While I have no position on the broadcast flag proposal at this time, I believe
that producers of television programming have ample ground to fear that in the
transition to digital broadcasting and with the advent of new consumer electronic
devices that permit recipients of broadcasts to reproduce television programs
and retransmit them on the Internet, they may encounter massive piracy in much
the same way that record companies, recording artists, composers and musicians
have suffered from phenomena such as Napster and its progeny. They have good
reason to insist that something must be done to prevent such infringement. It
may well be that the broadcast flag proposal is the best available solution.
I do not have sufficient mastery of the technical details to venture an opinion
at this time.
I also do not take a position with regard to what uses ought to be allowed
by a broadcast flag, should that proposal be adopted. It is my understanding
that many of the commenters in the FCC proceeding have insisted that implementation
of the broadcast flag be done in a way that permits consumers to engage in acts
of fair use. It is also my understanding that some proponents of the broadcast
flag have taken the position that any technological measures that are adopted
as part of the broadcast flag proposal should or at least could permit a number
of practices that consumers desire to engage in even though they are beyond
the scope of fair use. Copyright owners of broadcast programming may simply
be willing to forego having technological measures prohibit those uses, while
retaining their right to assert that some or all of those uses are infringing.

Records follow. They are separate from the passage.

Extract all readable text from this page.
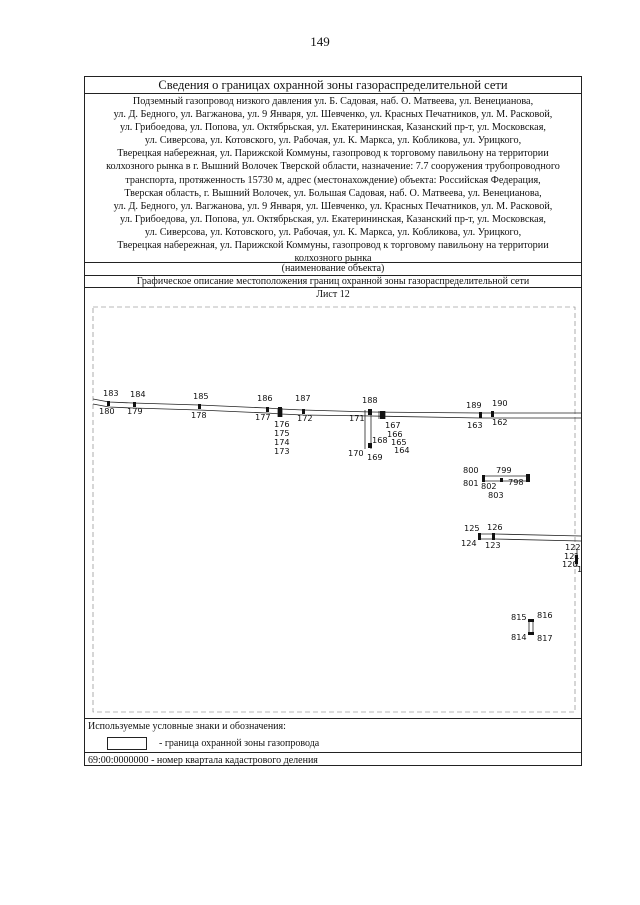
149
Сведения о границах охранной зоны газораспределительной сети

Подземный газопровод низкого давления ул. Б. Садовая, наб. О. Матвеева, ул. Венецианова,

ул. Д. Бедного, ул. Вагжанова, ул. 9 Января, ул. Шевченко, ул. Красных Печатников, ул. М. Расковой,

ул. Грибоедова, ул. Попова, ул. Октябрьская, ул. Екатерининская, Казанский пр-т, ул. Московская,

ул. Сиверсова, ул. Котовского, ул. Рабочая, ул. К. Маркса, ул. Кобликова, ул. Урицкого,

Тверецкая набережная, ул. Парижской Коммуны, газопровод к торговому павильону на территории

колхозного рынка в г. Вышний Волочек Тверской области, назначение: 7.7 сооружения трубопроводного

транспорта, протяженность 15730 м, адрес (местонахождение) объекта: Российская Федерация,

Тверская область, г. Вышний Волочек, ул. Большая Садовая, наб. О. Матвеева, ул. Венецианова,

ул. Д. Бедного, ул. Вагжанова, ул. 9 Января, ул. Шевченко, ул. Красных Печатников, ул. М. Расковой,

ул. Грибоедова, ул. Попова, ул. Октябрьская, ул. Екатерининская, Казанский пр-т, ул. Московская,

ул. Сиверсова, ул. Котовского, ул. Рабочая, ул. К. Маркса, ул. Кобликова, ул. Урицкого,

Тверецкая набережная, ул. Парижской Коммуны, газопровод к торговому павильону на территории

колхозного рынка

(наименование объекта)
Графическое описание местоположения границ охранной зоны газораспределительной сети
Лист 12
183 184	185	186	187	188	189 190
180 179	178	177	172	171
163 162
176
175
174
173
167
166
165
164
168
170 169
800 799
801 802 798
803
125 126
124 123	122
121
120 1
815 816
814 817
Используемые условные знаки и обозначения:
- граница охранной зоны газопровода
69:00:0000000 - номер квартала кадастрового деления
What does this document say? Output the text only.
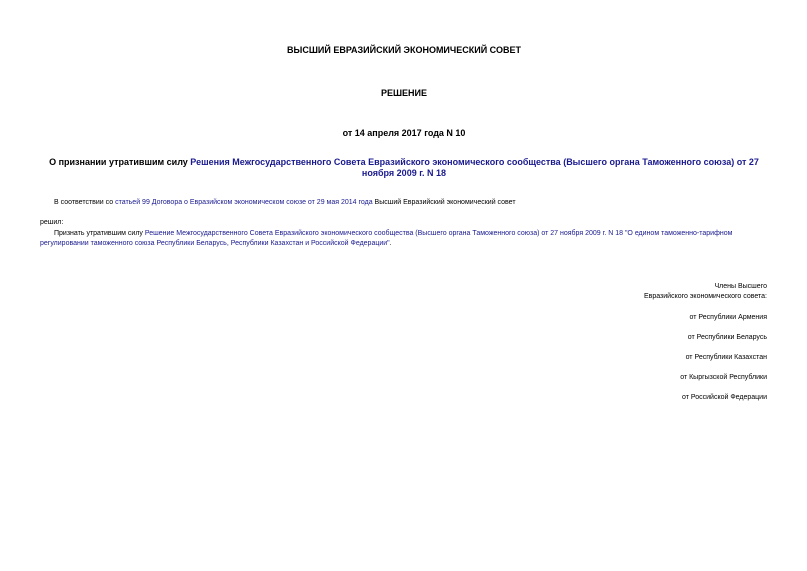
ВЫСШИЙ ЕВРАЗИЙСКИЙ ЭКОНОМИЧЕСКИЙ СОВЕТ
РЕШЕНИЕ
от 14 апреля 2017 года N 10
О признании утратившим силу Решения Межгосударственного Совета Евразийского экономического сообщества (Высшего органа Таможенного союза) от 27 ноября 2009 г. N 18
В соответствии со статьей 99 Договора о Евразийском экономическом союзе от 29 мая 2014 года Высший Евразийский экономический совет
решил:
Признать утратившим силу Решение Межгосударственного Совета Евразийского экономического сообщества (Высшего органа Таможенного союза) от 27 ноября 2009 г. N 18 "О едином таможенно-тарифном регулировании таможенного союза Республики Беларусь, Республики Казахстан и Российской Федерации".
Члены Высшего
Евразийского экономического совета:
от Республики Армения
от Республики Беларусь
от Республики Казахстан
от Кыргызской Республики
от Российской Федерации
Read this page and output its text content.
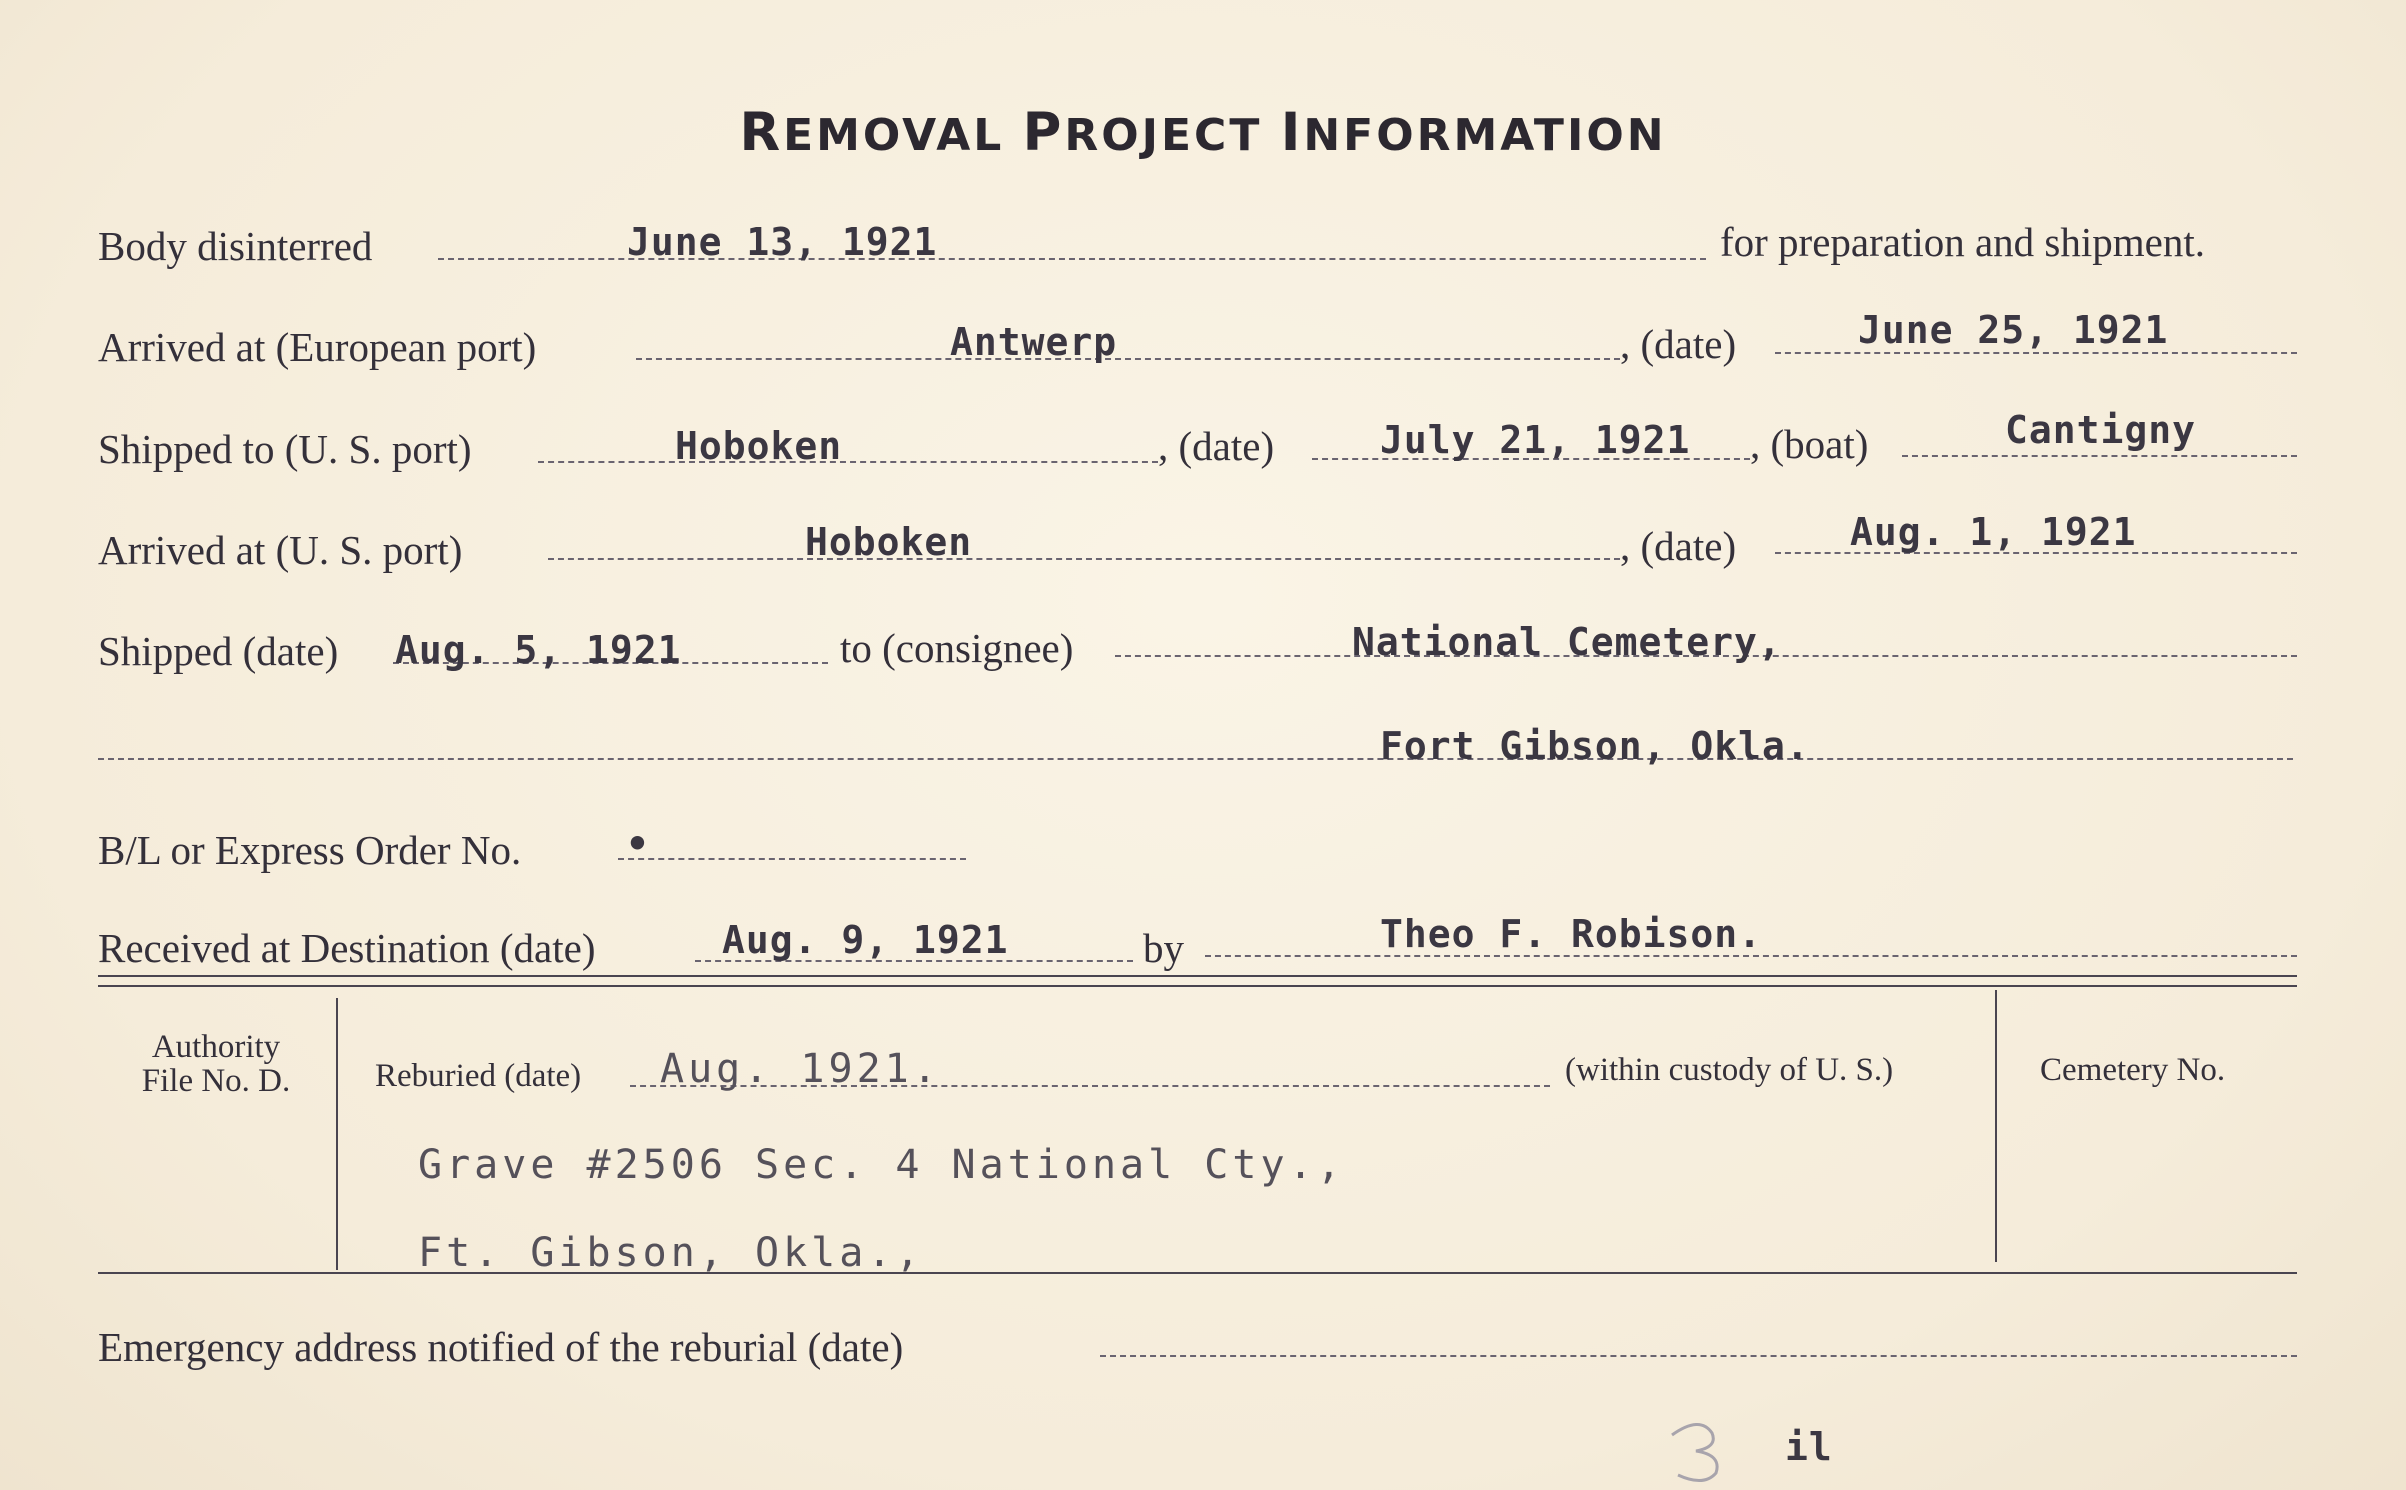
REMOVAL PROJECT INFORMATION
Body disinterred	June 13, 1921	for preparation and shipment.
Arrived at (European port)	Antwerp	, (date)	June 25, 1921
Shipped to (U. S. port)	Hoboken	, (date)	July 21, 1921 , (boat)	Cantigny
Arrived at (U. S. port)	Hoboken	, (date)	Aug. 1, 1921
Shipped (date) Aug. 5, 1921	to (consignee)	National Cemetery,
Fort Gibson, Okla.
B/L or Express Order No.	•
Received at Destination (date)	Aug. 9, 1921	by	Theo F. Robison.
Authority
File No. D.	Reburied (date) Aug. 1921.	(within custody of U. S.)	Cemetery No.
Grave #2506 Sec. 4 National Cty.,
Ft. Gibson, Okla.,
Emergency address notified of the reburial (date)
il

If there is consensus among copyright owners of broadcast programming that
implementation of the broadcast flag should permit conduct by consumers that
goes beyond fair use, I see no reason why such conduct should not be permitted.
In other words, the conduct permitted by the broadcast flag need not necessarily
be coextensive with fair use. If, on the other hand, the ultimate determination
is to permit acts beyond those permitted by fair use and beyond those for which
there is a consensus among the pertinent copyright owners, then there will be
serious copyright implications which this Subcommittee will want to examine.

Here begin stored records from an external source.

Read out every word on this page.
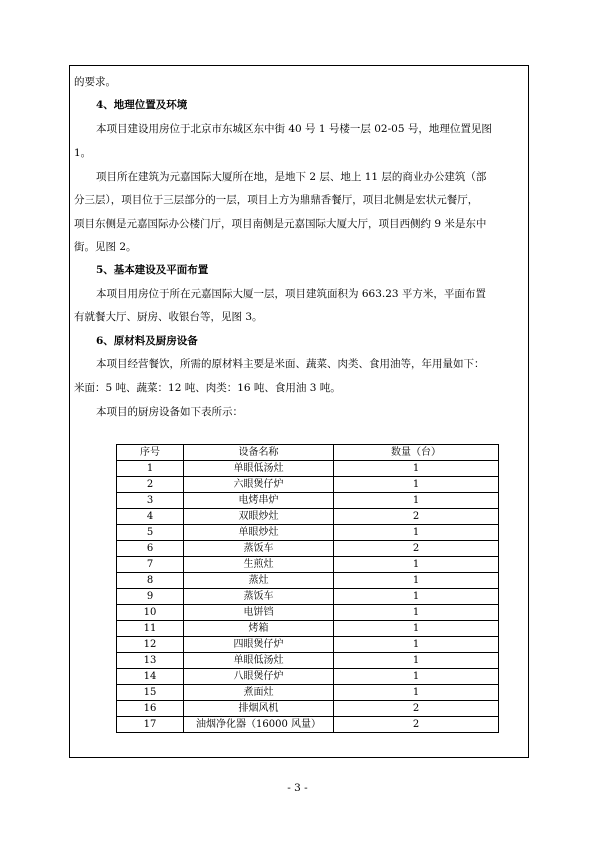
的要求。
4、地理位置及环境
本项目建设用房位于北京市东城区东中街 40 号 1 号楼一层 02-05 号，地理位置见图
1。
项目所在建筑为元嘉国际大厦所在地，是地下 2 层、地上 11 层的商业办公建筑（部
分三层），项目位于三层部分的一层，项目上方为鼎鼎香餐厅，项目北侧是宏状元餐厅，
项目东侧是元嘉国际办公楼门厅，项目南侧是元嘉国际大厦大厅，项目西侧约 9 米是东中
街。见图 2。
5、基本建设及平面布置
本项目用房位于所在元嘉国际大厦一层，项目建筑面积为 663.23 平方米，平面布置
有就餐大厅、厨房、收银台等，见图 3。
6、原材料及厨房设备
本项目经营餐饮，所需的原材料主要是米面、蔬菜、肉类、食用油等，年用量如下：
米面：5 吨、蔬菜：12 吨、肉类：16 吨、食用油 3 吨。
本项目的厨房设备如下表所示：
序号	设备名称	数量（台）
1	单眼低汤灶	1
2	六眼煲仔炉	1
3	电烤串炉	1
4	双眼炒灶	2
5	单眼炒灶	1
6	蒸饭车	2
7	生煎灶	1
8	蒸灶	1
9	蒸饭车	1
10	电饼铛	1
11	烤箱	1
12	四眼煲仔炉	1
13	单眼低汤灶	1
14	八眼煲仔炉	1
15	煮面灶	1
16	排烟风机	2
17	油烟净化器（16000 风量）	2
- 3 -
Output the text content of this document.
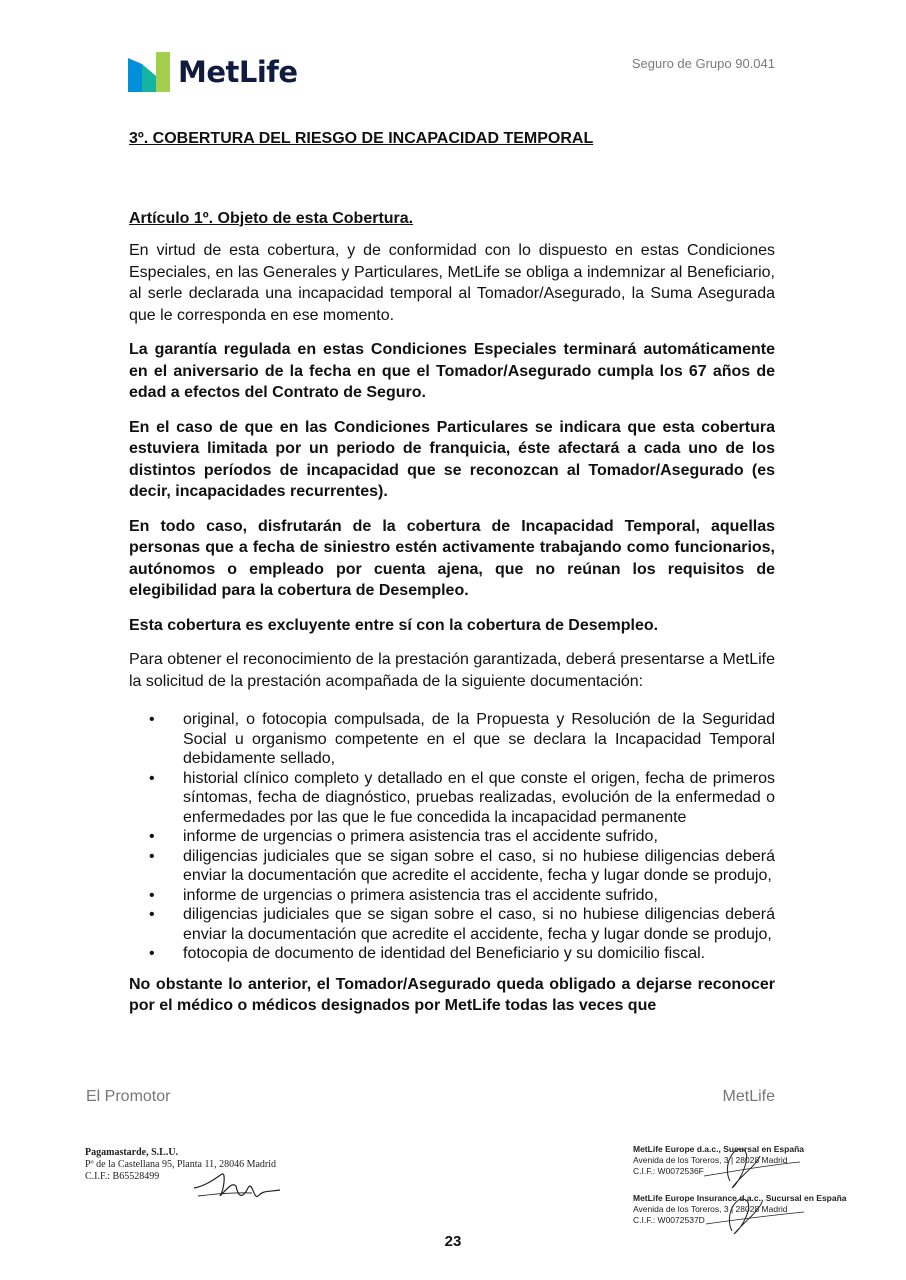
MetLife	Seguro de Grupo 90.041

3º. COBERTURA DEL RIESGO DE INCAPACIDAD TEMPORAL

Artículo 1º. Objeto de esta Cobertura.

En virtud de esta cobertura, y de conformidad con lo dispuesto en estas Condiciones Especiales, en las Generales y Particulares, MetLife se obliga a indemnizar al Beneficiario, al serle declarada una incapacidad temporal al Tomador/Asegurado, la Suma Asegurada que le corresponda en ese momento.

La garantía regulada en estas Condiciones Especiales terminará automáticamente en el aniversario de la fecha en que el Tomador/Asegurado cumpla los 67 años de edad a efectos del Contrato de Seguro.

En el caso de que en las Condiciones Particulares se indicara que esta cobertura estuviera limitada por un periodo de franquicia, éste afectará a cada uno de los distintos períodos de incapacidad que se reconozcan al Tomador/Asegurado (es decir, incapacidades recurrentes).

En todo caso, disfrutarán de la cobertura de Incapacidad Temporal, aquellas personas que a fecha de siniestro estén activamente trabajando como funcionarios, autónomos o empleado por cuenta ajena, que no reúnan los requisitos de elegibilidad para la cobertura de Desempleo.

Esta cobertura es excluyente entre sí con la cobertura de Desempleo.

Para obtener el reconocimiento de la prestación garantizada, deberá presentarse a MetLife la solicitud de la prestación acompañada de la siguiente documentación:

• original, o fotocopia compulsada, de la Propuesta y Resolución de la Seguridad Social u organismo competente en el que se declara la Incapacidad Temporal debidamente sellado,
• historial clínico completo y detallado en el que conste el origen, fecha de primeros síntomas, fecha de diagnóstico, pruebas realizadas, evolución de la enfermedad o enfermedades por las que le fue concedida la incapacidad permanente
• informe de urgencias o primera asistencia tras el accidente sufrido,
• diligencias judiciales que se sigan sobre el caso, si no hubiese diligencias deberá enviar la documentación que acredite el accidente, fecha y lugar donde se produjo,
• informe de urgencias o primera asistencia tras el accidente sufrido,
• diligencias judiciales que se sigan sobre el caso, si no hubiese diligencias deberá enviar la documentación que acredite el accidente, fecha y lugar donde se produjo,
• fotocopia de documento de identidad del Beneficiario y su domicilio fiscal.

No obstante lo anterior, el Tomador/Asegurado queda obligado a dejarse reconocer por el médico o médicos designados por MetLife todas las veces que

El Promotor	MetLife
Pagamastarde, S.L.U.
Pº de la Castellana 95, Planta 11, 28046 Madrid
C.I.F.: B65528499
MetLife Europe d.a.c., Sucursal en España
Avenida de los Toreros, 3 | 28028 Madrid
C.I.F.: W0072536F
MetLife Europe Insurance d.a.c., Sucursal en España
Avenida de los Toreros, 3 | 28028 Madrid
C.I.F.: W0072537D
23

In any event, the fact remains that the FCC has been presented with a number
of arguments asserting that the broadcast flag proposal must accommodate fair
use and the first sale doctrine, and that the people making those arguments
have asserted that certain kinds of conduct must be accommodated because it
falls within those doctrines. If these arguments are to be made and considered,
it is important that they be done so with an accurate understanding of the fair
use and first sale doctrines.
The Broadcast Flag Debate Raises Important Issues Related to Copyright
As the first paragraph of the FCC's notice indicates, digital
broadcast copy protection has been offered as a way to address the concern that
“[i]n the absence of a copy protection scheme for digital broadcast television,
content providers have asserted that they will not permit high quality programming
to be broadcast digitally.” (4) The reason
for this reticence is concern about infringing downstream uses of digital broadcasts.
This Subcommittee has become quite familiar with the characteristics of digital
technology and the Internet. While those technologies provide enhanced quality
of content and expanded opportunities for marketing, they also dramatically
increase the ease and reach of copyright piracy.(5)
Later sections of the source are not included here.